Due sometime in 2012, Windows 8 pairs the “traditional” Windows desktop with another user interface based on a colorful set of tiles, with easy switching between the two. The tile-centric interface is meant to operate on tablets, which in turn will allow Microsoft to finally compete against Apple’s iPad in that segment.
HP still needs to make a decision about webOS. It could license the software platform to other vendors, or sell it entirely to another company.
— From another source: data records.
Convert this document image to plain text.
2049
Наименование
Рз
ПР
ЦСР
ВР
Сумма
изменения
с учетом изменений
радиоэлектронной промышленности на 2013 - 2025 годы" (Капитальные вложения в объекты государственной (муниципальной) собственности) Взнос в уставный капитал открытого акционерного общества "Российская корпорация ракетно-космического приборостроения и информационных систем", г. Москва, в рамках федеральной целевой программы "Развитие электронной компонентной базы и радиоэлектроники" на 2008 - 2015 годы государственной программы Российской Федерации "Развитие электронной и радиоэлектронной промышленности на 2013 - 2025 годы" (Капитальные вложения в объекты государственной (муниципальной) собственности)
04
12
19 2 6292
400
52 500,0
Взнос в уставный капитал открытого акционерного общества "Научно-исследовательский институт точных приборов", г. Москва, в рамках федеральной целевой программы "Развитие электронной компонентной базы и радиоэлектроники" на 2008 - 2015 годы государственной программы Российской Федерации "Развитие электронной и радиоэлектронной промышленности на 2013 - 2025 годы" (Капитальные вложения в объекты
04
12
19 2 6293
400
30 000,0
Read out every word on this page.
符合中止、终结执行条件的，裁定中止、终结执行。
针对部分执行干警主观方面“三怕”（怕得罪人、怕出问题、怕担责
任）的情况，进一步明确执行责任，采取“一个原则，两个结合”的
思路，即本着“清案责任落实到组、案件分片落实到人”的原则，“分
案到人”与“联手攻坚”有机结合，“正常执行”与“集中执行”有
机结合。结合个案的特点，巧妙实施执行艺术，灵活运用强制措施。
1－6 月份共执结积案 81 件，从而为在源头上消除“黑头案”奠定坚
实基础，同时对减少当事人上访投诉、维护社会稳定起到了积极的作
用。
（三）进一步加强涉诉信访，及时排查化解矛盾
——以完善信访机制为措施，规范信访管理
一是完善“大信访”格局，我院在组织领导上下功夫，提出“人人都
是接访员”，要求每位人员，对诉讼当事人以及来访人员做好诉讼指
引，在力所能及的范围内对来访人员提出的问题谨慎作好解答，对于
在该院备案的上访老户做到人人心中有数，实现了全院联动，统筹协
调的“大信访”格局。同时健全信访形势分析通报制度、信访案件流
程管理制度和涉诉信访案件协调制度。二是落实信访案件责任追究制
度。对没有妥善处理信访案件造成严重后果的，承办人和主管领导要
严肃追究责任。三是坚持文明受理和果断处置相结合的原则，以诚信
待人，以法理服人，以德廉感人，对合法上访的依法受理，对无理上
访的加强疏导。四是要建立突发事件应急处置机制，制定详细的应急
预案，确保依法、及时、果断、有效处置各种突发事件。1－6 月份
But HP itself seems firmly back in the Windows camp, which removes one element of potential complexity for Redmond.
Speaking of partnerships, Nokia unveiled its first two Windows Phone smartphones this week, in the process offering a glimpse of the coming strategy for the embattled platform.
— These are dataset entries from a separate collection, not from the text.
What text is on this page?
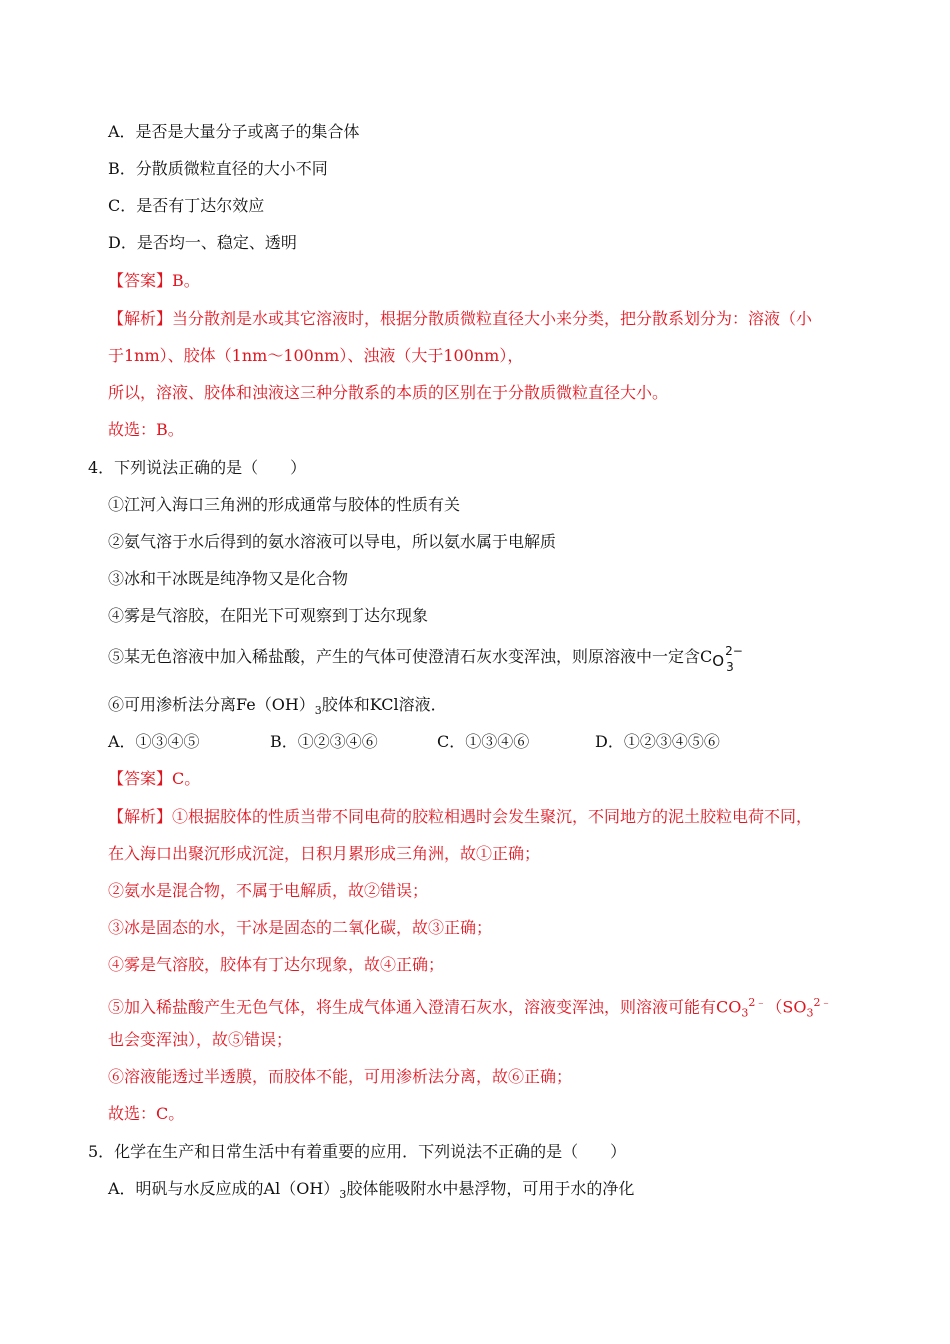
A．是否是大量分子或离子的集合体
B．分散质微粒直径的大小不同
C．是否有丁达尔效应
D．是否均一、稳定、透明
【答案】B。
【解析】当分散剂是水或其它溶液时，根据分散质微粒直径大小来分类，把分散系划分为：溶液（小
于1nm）、胶体（1nm～100nm）、浊液（大于100nm），
所以，溶液、胶体和浊液这三种分散系的本质的区别在于分散质微粒直径大小。
故选：B。
4．下列说法正确的是（　　）
①江河入海口三角洲的形成通常与胶体的性质有关
②氨气溶于水后得到的氨水溶液可以导电，所以氨水属于电解质
③冰和干冰既是纯净物又是化合物
④雾是气溶胶，在阳光下可观察到丁达尔现象
⑤某无色溶液中加入稀盐酸，产生的气体可使澄清石灰水变浑浊，则原溶液中一定含CO
2−
3
⑥可用渗析法分离$Fe(OH)_3$胶体和KCl溶液．
A．①③④⑤	B．①②③④⑥	C．①③④⑥	D．①②③④⑤⑥
【答案】C。
【解析】①根据胶体的性质当带不同电荷的胶粒相遇时会发生聚沉，不同地方的泥土胶粒电荷不同，
在入海口出聚沉形成沉淀，日积月累形成三角洲，故①正确；
②氨水是混合物，不属于电解质，故②错误；
③冰是固态的水，干冰是固态的二氧化碳，故③正确；
④雾是气溶胶，胶体有丁达尔现象，故④正确；
⑤加入稀盐酸产生无色气体，将生成气体通入澄清石灰水，溶液变浑浊，则溶液可能有$CO_3^{2﹣}(SO_3^{2﹣}$
也会变浑浊），故⑤错误；
⑥溶液能透过半透膜，而胶体不能，可用渗析法分离，故⑥正确；
故选：C。
5．化学在生产和日常生活中有着重要的应用．下列说法不正确的是（　　）
A．明矾与水反应成的$Al(OH)_3$胶体能吸附水中悬浮物，可用于水的净化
Nokia’s top-of-market device is the Lumia 800, a smartphone packed with powerful hardware: a 1.4GHz processor, hardware acceleration and graphics processor, an 8-megapixel camera that utilizes Carl Zeiss optics, 16GB of internal user memory (along with 25GB of free SkyDrive storage for music and images), and a 3.7-inch AMOLED ClearBlack curved display integrated into a body rendered from a single piece of polycarbonate.
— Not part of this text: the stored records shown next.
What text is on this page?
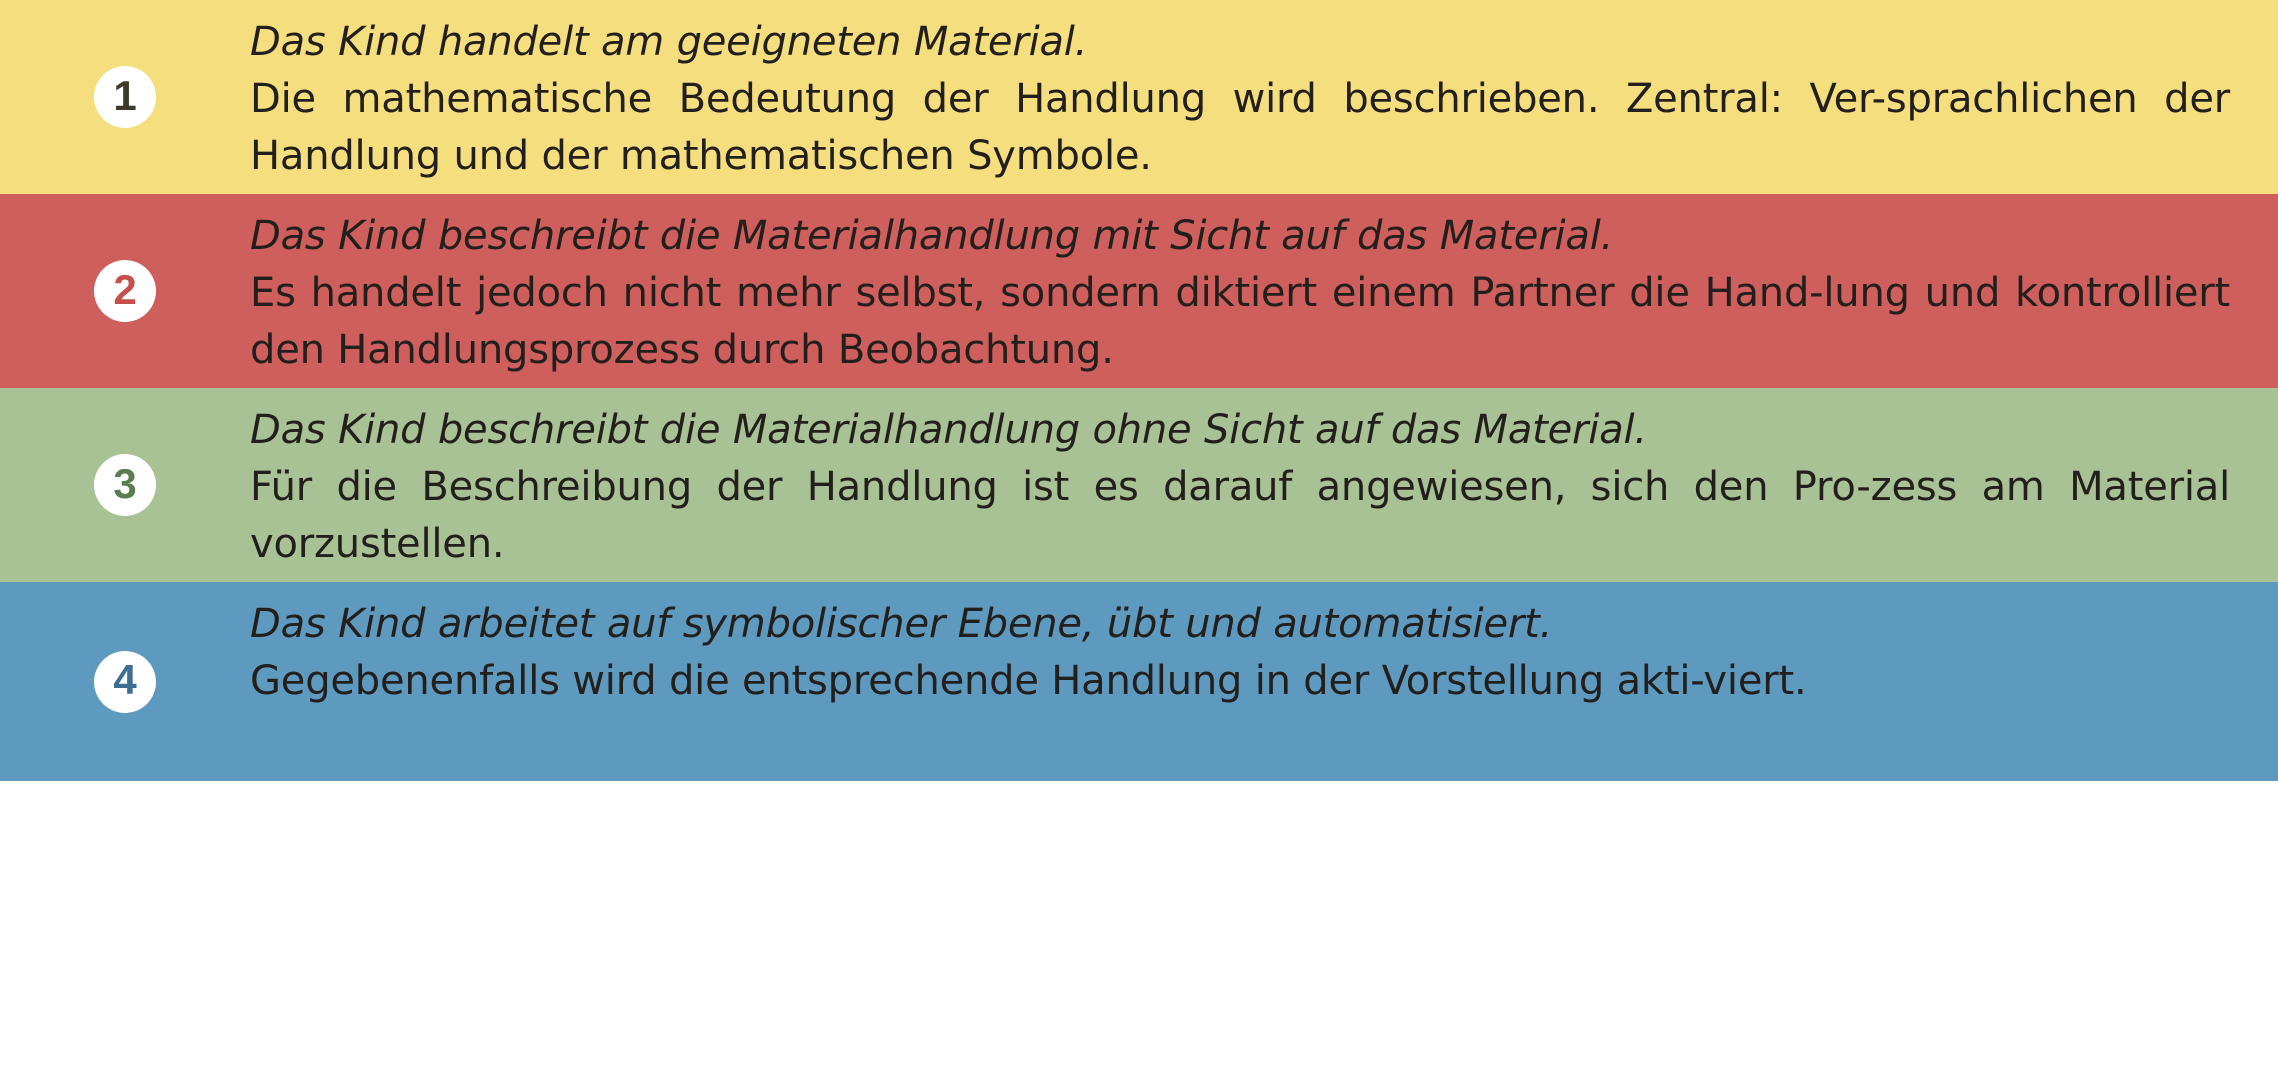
1
Das Kind handelt am geeigneten Material.
Die mathematische Bedeutung der Handlung wird beschrieben. Zentral: Ver-sprachlichen der Handlung und der mathematischen Symbole.
2
Das Kind beschreibt die Materialhandlung mit Sicht auf das Material.
Es handelt jedoch nicht mehr selbst, sondern diktiert einem Partner die Hand-lung und kontrolliert den Handlungsprozess durch Beobachtung.
3
Das Kind beschreibt die Materialhandlung ohne Sicht auf das Material.
Für die Beschreibung der Handlung ist es darauf angewiesen, sich den Pro-zess am Material vorzustellen.
4
Das Kind arbeitet auf symbolischer Ebene, übt und automatisiert.
Gegebenenfalls wird die entsprechende Handlung in der Vorstellung akti-viert.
In a play toward the midmarket, Nokia is also offering the cheaper Lumia 710, also with a 1.4GHz processor, and a 5-megapixel camera.
“Lumia is the first real Windows Phone,” Nokia CEO Stephen Elop told the audience during a London keynote Oct. 26. “We are signaling our intent right now to be today’s leaders in smartphone design and craftsmanship, no question about it.”
The Lumia 710 and 800 will debut later this year in several countries throughout the world, and then in the U.S. sometime in early 2012. (In Europe, the Lumia 800 will sell for approximately the equivalent of $584, while the Lumia 710 will sell for $376; price-points in the U.S. remain unannounced).
The Nokia unveiling comes just as Microsoft signals its intent to make Windows Phone more of a midmarket player. “We are dramatically broadening the set of price points in Mango-related phones that we can reach,” Andy Lees, president of Microsoft’s Windows Phone division, told the audience during the Asia D conference Oct. 19. “That’s particularly important because going lower down in price point opens up more addressable market.”
The Lumia 710 seems in-line with that plan, although it also remains to be seen how well the Lumia 800 will fare against high-end devices like the iPhone 4S and the Motorola Droid Razr.
Even as Microsoft pushes its Windows Phone, it continues to profit handsomely from one of the platform’s fiercest competitors. On Oct. 23, the company announced it had locked down yet another Android manufacturer into a patent-licensing agreement, the ninth in four months and the tenth Android-related one overall.
That agreement with Compal, an original design manufacturer (ODM) based in Taiwan, covers smartphones and tablets running Android. Compal is yet another significant notch on Microsoft’s belt, joining Samsung and HTC as major companies agreeing to pay an undisclosed fee per Android device. Microsoft has argued stridently for several quarters that Android violates its patents; for its part, Google insists that Microsoft’s license-or-litigate strategy-and Redmond has absolutely no fear of suing Android producers like Motorola-constitutes glorified extortion.
Even as Microsoft pushes these aspects of its future strategy, it marked one notable milestone: Windows XP is officially a decade old, having arrived on store shelves in October 2001. It still retains considerable market share, something that vexes Microsoft as it attempts to transfer its overall user-base to Windows 7 and, eventually, Windows 8.